The Green Dot Bystander Intervention is centered around the three D’s—direct, distract, and delegate— as means of interacting with a perpetrator or victim, diffusing a worrisome situation, and seeking help for an intervention. The titular “green dot” indicates a behavior, choice, or action that encourages a safe environment and expresses intolerance for the types of sexual-based violence that is increasingly apparent on college campuses. The program groups bystander behavior into two categories (proactive and reactive), trains individuals to recognize potentially-violent “red dot” behaviors, and identifies ways to circumvent obstacles. “The main message is not to dictate what you should do, but saying that we can all do something,” Highlander said.

Callender's model of the Green Dot Bystander Intervention program includes white dotters, green dotters trained in bystander prevention, and red dotters seeking to do harm.

When creating their model, Highlander and her team had to first decide what tools would be most effective. “We determined that agent-based modeling in the NetLogo platform would best be able to capture the individual behaviors involved in violence bystander prevention,” she said. “In this type of platform, it doesn’t matter what your background is because no programming or math is required, so it levels the playing field.” NetLogo also allows for one-at-a-time sensitivity analysis. The model’s basic components include white dotters, green dotters trained in bystander prevention, and red dotters seeking to do harm — all moving throughout a party environment. The group examined the probability that (i) a green dotter will recognize a troublesome situation and (ii) they’ll act upon noticing, and considered both population-dense and sparse situations. “If you train individuals of influence, when other people see those people intervening they will follow suit,” Highlander said, comparing this behavior to the herd-immunity threshold in infectious disease modeling.

She then displayed an animation demonstrating the three dot types moving throughout the environment.

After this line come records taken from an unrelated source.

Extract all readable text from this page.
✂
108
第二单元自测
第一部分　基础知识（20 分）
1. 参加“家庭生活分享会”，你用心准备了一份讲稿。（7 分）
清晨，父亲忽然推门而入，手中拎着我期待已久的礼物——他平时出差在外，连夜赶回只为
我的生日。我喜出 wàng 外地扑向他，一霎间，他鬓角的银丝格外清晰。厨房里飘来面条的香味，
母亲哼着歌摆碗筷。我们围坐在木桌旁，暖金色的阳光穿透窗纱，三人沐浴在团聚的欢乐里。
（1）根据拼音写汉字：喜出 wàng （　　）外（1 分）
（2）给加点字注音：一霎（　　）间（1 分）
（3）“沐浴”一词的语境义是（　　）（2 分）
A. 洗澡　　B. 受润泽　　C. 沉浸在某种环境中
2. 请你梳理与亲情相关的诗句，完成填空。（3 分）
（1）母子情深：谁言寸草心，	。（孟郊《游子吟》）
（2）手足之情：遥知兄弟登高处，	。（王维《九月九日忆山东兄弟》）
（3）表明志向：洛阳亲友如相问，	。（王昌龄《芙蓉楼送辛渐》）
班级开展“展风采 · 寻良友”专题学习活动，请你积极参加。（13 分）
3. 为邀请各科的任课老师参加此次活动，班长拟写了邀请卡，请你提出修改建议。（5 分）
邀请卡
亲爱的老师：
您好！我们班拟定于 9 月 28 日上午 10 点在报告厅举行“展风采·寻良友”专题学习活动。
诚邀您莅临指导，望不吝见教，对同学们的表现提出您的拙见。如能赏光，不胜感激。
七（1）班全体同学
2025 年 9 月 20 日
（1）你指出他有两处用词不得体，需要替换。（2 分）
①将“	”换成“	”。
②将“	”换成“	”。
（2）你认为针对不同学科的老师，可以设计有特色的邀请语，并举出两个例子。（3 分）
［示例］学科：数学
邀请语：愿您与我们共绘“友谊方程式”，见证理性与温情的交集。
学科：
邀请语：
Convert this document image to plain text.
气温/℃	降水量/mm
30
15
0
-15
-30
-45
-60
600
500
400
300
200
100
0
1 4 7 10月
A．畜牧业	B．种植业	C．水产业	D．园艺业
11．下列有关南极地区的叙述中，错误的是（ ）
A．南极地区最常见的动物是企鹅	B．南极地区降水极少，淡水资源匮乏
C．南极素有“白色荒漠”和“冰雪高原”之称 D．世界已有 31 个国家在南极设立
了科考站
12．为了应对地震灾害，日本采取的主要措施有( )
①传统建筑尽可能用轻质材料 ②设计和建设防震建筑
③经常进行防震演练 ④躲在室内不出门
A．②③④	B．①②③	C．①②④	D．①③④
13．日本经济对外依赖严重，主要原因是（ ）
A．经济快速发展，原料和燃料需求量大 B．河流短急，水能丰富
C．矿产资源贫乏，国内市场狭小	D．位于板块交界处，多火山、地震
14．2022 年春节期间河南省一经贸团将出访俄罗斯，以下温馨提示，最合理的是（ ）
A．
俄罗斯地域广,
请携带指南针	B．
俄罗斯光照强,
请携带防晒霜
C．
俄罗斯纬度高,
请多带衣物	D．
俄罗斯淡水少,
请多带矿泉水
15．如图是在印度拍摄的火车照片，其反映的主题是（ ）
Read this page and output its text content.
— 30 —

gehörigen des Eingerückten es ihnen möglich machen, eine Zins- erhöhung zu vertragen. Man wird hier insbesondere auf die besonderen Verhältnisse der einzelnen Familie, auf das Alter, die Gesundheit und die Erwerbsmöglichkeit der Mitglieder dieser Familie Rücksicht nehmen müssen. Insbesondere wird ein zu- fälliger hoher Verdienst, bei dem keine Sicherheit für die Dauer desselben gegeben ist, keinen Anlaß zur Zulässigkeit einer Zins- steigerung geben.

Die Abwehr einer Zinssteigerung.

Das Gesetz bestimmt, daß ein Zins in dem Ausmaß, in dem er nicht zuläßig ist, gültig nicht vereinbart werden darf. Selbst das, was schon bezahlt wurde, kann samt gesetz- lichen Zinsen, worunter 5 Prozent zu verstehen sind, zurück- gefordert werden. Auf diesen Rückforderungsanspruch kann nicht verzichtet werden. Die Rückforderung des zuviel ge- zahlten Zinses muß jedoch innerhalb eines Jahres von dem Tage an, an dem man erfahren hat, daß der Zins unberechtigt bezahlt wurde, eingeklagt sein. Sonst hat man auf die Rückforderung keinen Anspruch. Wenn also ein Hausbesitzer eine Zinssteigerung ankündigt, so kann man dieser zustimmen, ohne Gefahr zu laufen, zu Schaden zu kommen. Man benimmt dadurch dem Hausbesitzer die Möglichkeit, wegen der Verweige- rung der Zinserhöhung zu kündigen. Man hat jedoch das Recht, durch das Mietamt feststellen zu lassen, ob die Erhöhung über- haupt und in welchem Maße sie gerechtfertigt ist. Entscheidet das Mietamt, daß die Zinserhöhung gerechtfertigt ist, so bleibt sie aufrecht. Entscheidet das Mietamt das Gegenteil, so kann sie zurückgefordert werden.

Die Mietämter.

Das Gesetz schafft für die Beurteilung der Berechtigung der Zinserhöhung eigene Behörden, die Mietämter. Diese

When two move next to each other, they become connected and the probability of something happening increases; if a red dotter is part of the pair, the probability of a violent act occurring increases with time. The group adjusted the model’s parameters to see how the animation—and the incidences of violence and prevention—would change.

While many existing preventative efforts have focused on victim-blaming—identifying what the victim was wearing or how much they were drinking as causes for assault—Highlander found that targeting and reducing those instances was not nearly as effective as increasing the efficacy of trained bystanders to intervene. She and her students chose not to include the effects of alcohol in the model because they did not want to label that as part of the problem. They also consciously chose not to assign gender identities to the dots. Ultimately, Highlander and her students hope that their analysis will optimize the efficiency of the Green Dot Bystander Program. They have begun conversations with the violence prevention coordinator on campus to improve current green-dot training, so it seems that they are well on their way.